El presidente ruso realiza una campaña de defraudación fiscal en Francia a través del otorgamiento de pasaportes. La realidad así lo demanda. Pagar impuestos en tiempos de sequía monetaria puede provocar serias patologías de la infelicidad: depresión, fuga de lágrimas, nacrolepsia, híper tensión mediática, entre otras.

 

En la estrategia de Putin subyace un malestar reprimido en contra del presidente François Hollande, sin embargo, la geometría de la política le permite sortear la línea recta con la que se enfrentan cara a cara dos rivales. Putin optó por el triángulo para combatir a Hollande; el vértice elegido se llama Gérard Depardieu, el simpático actor que lo mismo orina en zona pública de los aeroplanos que hipnotiza a cinéfilos globales con sus capacidades histriónicas.

 

Hollande incluyó en sus promesas de campaña la cifra 75%; se refería que el impuesto a los millonarios de capital subiría de 49% actual, al 75%, gravable desde el primer céntimo de euro posterior del millón de euros que se embolsen cada uno de los millonarios franceses. Ahora, el Consejo Constitucional le prohibió al presidente aplicar el impuesto por considerarlo confiscatorio; hasta cierto punto injusto por ser aplicado a personas con nombres y apellidos de millonarios, en palabras más claras: un impuesto (misil) teledirigido no representa una acción democrática.

 

Demasiado tarde, la sátira ya había iniciado.

 

Para Depardieu, los ideales revolucionarios son parte de soflamas etnocentristas que perturban la sinfonía de la globalización, y hasta cierto punto, las bases fundacionales de la propia Unión Europea; libertad, igualdad y fraternidad son antagonistas del espíritu de la libre circulación sobre las carreteras del europeísmo.
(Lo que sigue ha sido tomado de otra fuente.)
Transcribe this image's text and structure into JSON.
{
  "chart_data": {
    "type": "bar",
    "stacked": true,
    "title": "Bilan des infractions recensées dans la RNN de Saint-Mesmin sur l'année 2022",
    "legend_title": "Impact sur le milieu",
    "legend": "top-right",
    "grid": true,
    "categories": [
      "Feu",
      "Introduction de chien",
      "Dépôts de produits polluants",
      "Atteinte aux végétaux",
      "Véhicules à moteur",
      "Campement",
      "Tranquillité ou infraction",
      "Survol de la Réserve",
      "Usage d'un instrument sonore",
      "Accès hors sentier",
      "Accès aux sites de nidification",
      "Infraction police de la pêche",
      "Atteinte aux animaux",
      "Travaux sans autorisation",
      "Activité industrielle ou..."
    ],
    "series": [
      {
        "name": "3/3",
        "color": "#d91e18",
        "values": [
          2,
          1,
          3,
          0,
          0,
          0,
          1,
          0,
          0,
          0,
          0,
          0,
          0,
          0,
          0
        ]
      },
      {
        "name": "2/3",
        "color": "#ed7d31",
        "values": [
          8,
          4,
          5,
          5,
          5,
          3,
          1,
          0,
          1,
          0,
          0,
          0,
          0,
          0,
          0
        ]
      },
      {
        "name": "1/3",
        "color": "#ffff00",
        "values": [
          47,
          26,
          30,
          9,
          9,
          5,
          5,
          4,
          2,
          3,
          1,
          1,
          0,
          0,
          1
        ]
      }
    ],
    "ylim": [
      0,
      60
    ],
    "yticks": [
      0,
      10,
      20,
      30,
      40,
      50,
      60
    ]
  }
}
Los incentivos económicos superan a los sentimientos de la nación. Así que el actor se rindió frente a la oferta del presidente ruso.

 

El caso Depardieu servirá de precedente para la distópica desaparición de países. Las banderas distorsionan a los mercados de los valores financieros. Desterritorializarse será muy pronto una realidad: Pase a la ventanilla 5 para tramitar su enojo con el presidente que le quiere cobrar la mitad de su sueldo; Pase a la ventanilla 7 para conseguir vía fast track su residencia en Siberia; Pase a la ventanilla 11 para vivir en un duty free.

 

Conquistar un duty free es la ilusión de todo auto desterrado; comprar en ellos, es una conquista justiciera para gente como Gérard Depardieu. Si ayer a los paraísos fiscales fueron parques temáticos de la felicidad, hoy, países como Irlanda y Bélgica, intentan convertirse en enormes duty free para empresas como Google, Amazon, Gérard Depardieu, la familia Mulliez (dueña de las tiendas de autoservicio Auchan y de la deportiva Decathlon), Bernard Arnault (propietario de un ejército de marcas de lujo como por ejemplo, Louis Vuitton), Alain Delon y la modelo Laetita Casta, entre muchos otros. Y es que vivimos en una época en la que la felicidad se encuentra correlacionada con los fraudes fiscales: a mayor cantidad no declarada a Hacienda, la felicidad crece.

 

Hoy, los gobiernos abren sus cajas fuertes y se encuentran con pagarés. De Obama a Rajoy y de Cristina Fernández a Antonis Samaras la política fiscal apunta al incremento de impuestos antes que al recorte de gastos. De ahí que el incremento de delitos fiscales se incremente hasta los límites que convierten en sátira a sus protagonistas. En el mundo de Gérard Depardieu no existen banderas fiscales ni sentimientos ridículos de nación. Para él, lo importante es vivir en un duty free aunque se tenga que postrar para besar la mano de políticos autocráticos como Vladimir Putin.

 

Cuando personajes como Robert Schuman y Jean Monnet se imaginaron, a lo que hoy conocemos como la Unión Europea, muchos pensaron que sería imposible. Uno mundo sin fronteras pertenece a las entelequias pacifistas. Sesenta años después, Gérard Depardieu nos obsequia un fragmento de una distopía interesante: la conquista de países por parte de los duty free, o si se prefiere, la desaparición de países.